Once in a great while we witness genius among us.  We often do not see this as it is happening, only when it has passed.  I was lucky enough to know Candace both professionally and personally.

Dr. Pert was a neuroscientist, pharmacologist and a “bona fide member of the club” of the National Academy of Sciences.  In science terms, that is the “NFL” of the intellectual of the intellectuals.  She is credited for unlocking a chemical mystery of the brain, while in graduate school,  and being at the center of one of science’s great discoveries.  In the early 1970s, she discovered the opiate receptor- the first verified receptor in the brain and the one responsive to pain medication such as morphine and Oxycodone.

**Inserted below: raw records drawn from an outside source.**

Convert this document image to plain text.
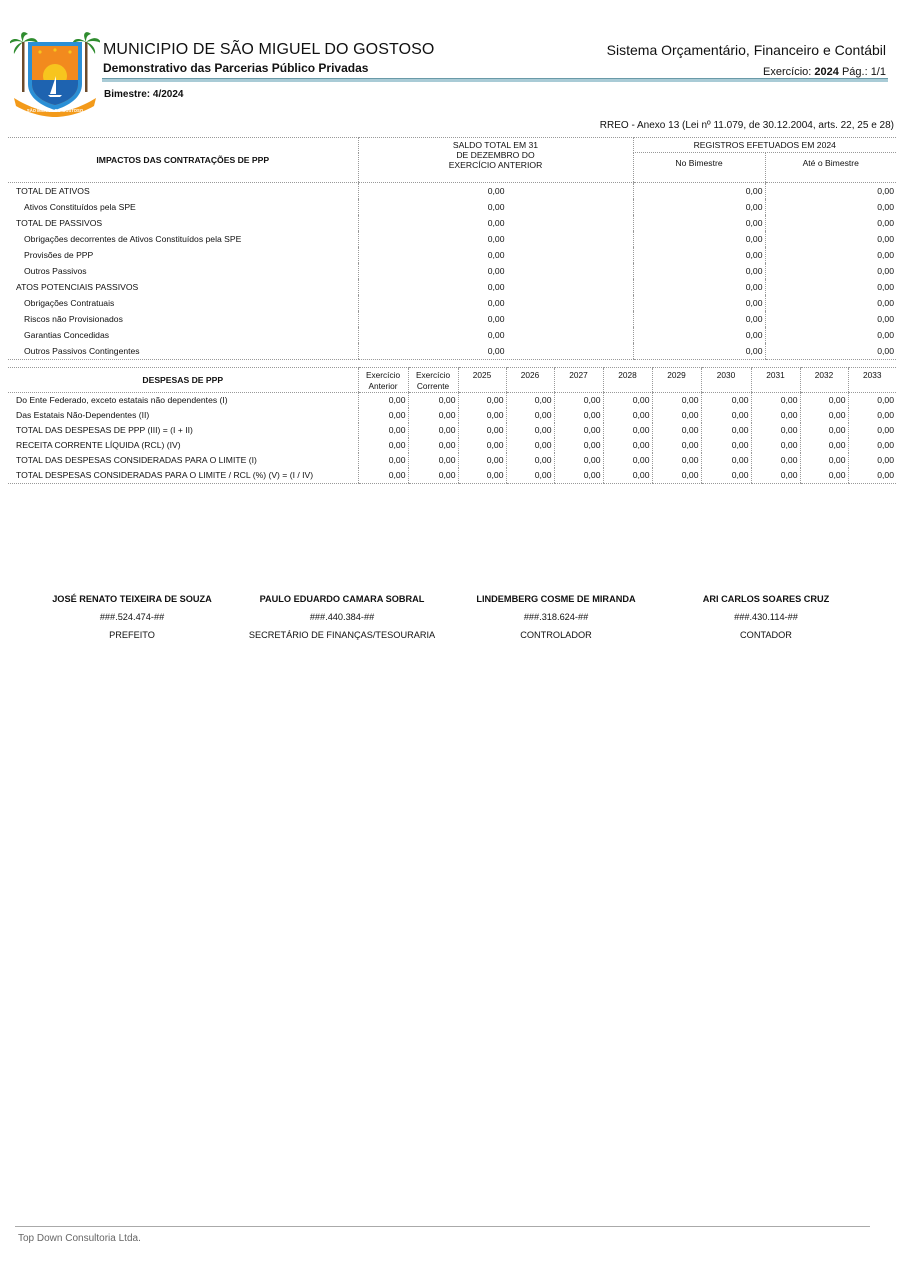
SÃO MIGUEL DO GOSTOSO
MUNICIPIO DE SÃO MIGUEL DO GOSTOSO
Demonstrativo das Parcerias Público Privadas
Bimestre: 4/2024
Sistema Orçamentário, Financeiro e Contábil
Exercício: 2024 Pág.: 1/1
RREO - Anexo 13 (Lei nº 11.079, de 30.12.2004, arts. 22, 25 e 28)
IMPACTOS DAS CONTRATAÇÕES DE PPP	SALDO TOTAL EM 31 DE DEZEMBRO DO EXERCÍCIO ANTERIOR	REGISTROS EFETUADOS EM 2024	
		No Bimestre	Até o Bimestre
TOTAL DE ATIVOS	0,00	0,00	0,00
Ativos Constituídos pela SPE	0,00	0,00	0,00
TOTAL DE PASSIVOS	0,00	0,00	0,00
Obrigações decorrentes de Ativos Constituídos pela SPE	0,00	0,00	0,00
Provisões de PPP	0,00	0,00	0,00
Outros Passivos	0,00	0,00	0,00
ATOS POTENCIAIS PASSIVOS	0,00	0,00	0,00
Obrigações Contratuais	0,00	0,00	0,00
Riscos não Provisionados	0,00	0,00	0,00
Garantias Concedidas	0,00	0,00	0,00
Outros Passivos Contingentes	0,00	0,00	0,00
DESPESAS DE PPP	Exercício Anterior	Exercício Corrente	2025	2026	2027	2028	2029	2030	2031	2032	2033
Do Ente Federado, exceto estatais não dependentes (I)	0,00	0,00	0,00	0,00	0,00	0,00	0,00	0,00	0,00	0,00	0,00
Das Estatais Não-Dependentes (II)	0,00	0,00	0,00	0,00	0,00	0,00	0,00	0,00	0,00	0,00	0,00
TOTAL DAS DESPESAS DE PPP (III) = (I + II)	0,00	0,00	0,00	0,00	0,00	0,00	0,00	0,00	0,00	0,00	0,00
RECEITA CORRENTE LÍQUIDA (RCL) (IV)	0,00	0,00	0,00	0,00	0,00	0,00	0,00	0,00	0,00	0,00	0,00
TOTAL DAS DESPESAS CONSIDERADAS PARA O LIMITE (I)	0,00	0,00	0,00	0,00	0,00	0,00	0,00	0,00	0,00	0,00	0,00
TOTAL DESPESAS CONSIDERADAS PARA O LIMITE / RCL (%) (V) = (I / IV)	0,00	0,00	0,00	0,00	0,00	0,00	0,00	0,00	0,00	0,00	0,00
JOSÉ RENATO TEIXEIRA DE SOUZA
###.524.474-##
PREFEITO
PAULO EDUARDO CAMARA SOBRAL
###.440.384-##
SECRETÁRIO DE FINANÇAS/TESOURARIA
LINDEMBERG COSME DE MIRANDA
###.318.624-##
CONTROLADOR
ARI CARLOS SOARES CRUZ
###.430.114-##
CONTADOR
Top Down Consultoria Ltda.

The Nobel Prize controversy

After publishing with her colleagues in the journal Science in 1973 on their findings, a crescendo of discoveries were to lead her to an apex of women’s rights and the state of science and medicine in the United States circa the 1970s.  It boiled down to this:  Dr. Pert’s supervisor, Solomon Snyder at the Johns Hopkins School of Medicine shared the Lasker award with Dr. Hughes and Dr. Kosterlitz for basic medical research.  In the “inner circles” of science awards, this is usually the precursor to being awarded the Nobel Prize.  Dr Pert attracted media attention on her omission from the award. Dr. Pert argued that she continued the research after Snyder had ordered her to move onto other projects.  The Washington Post reported that according to some observers, she was excluded from the award because she was a woman.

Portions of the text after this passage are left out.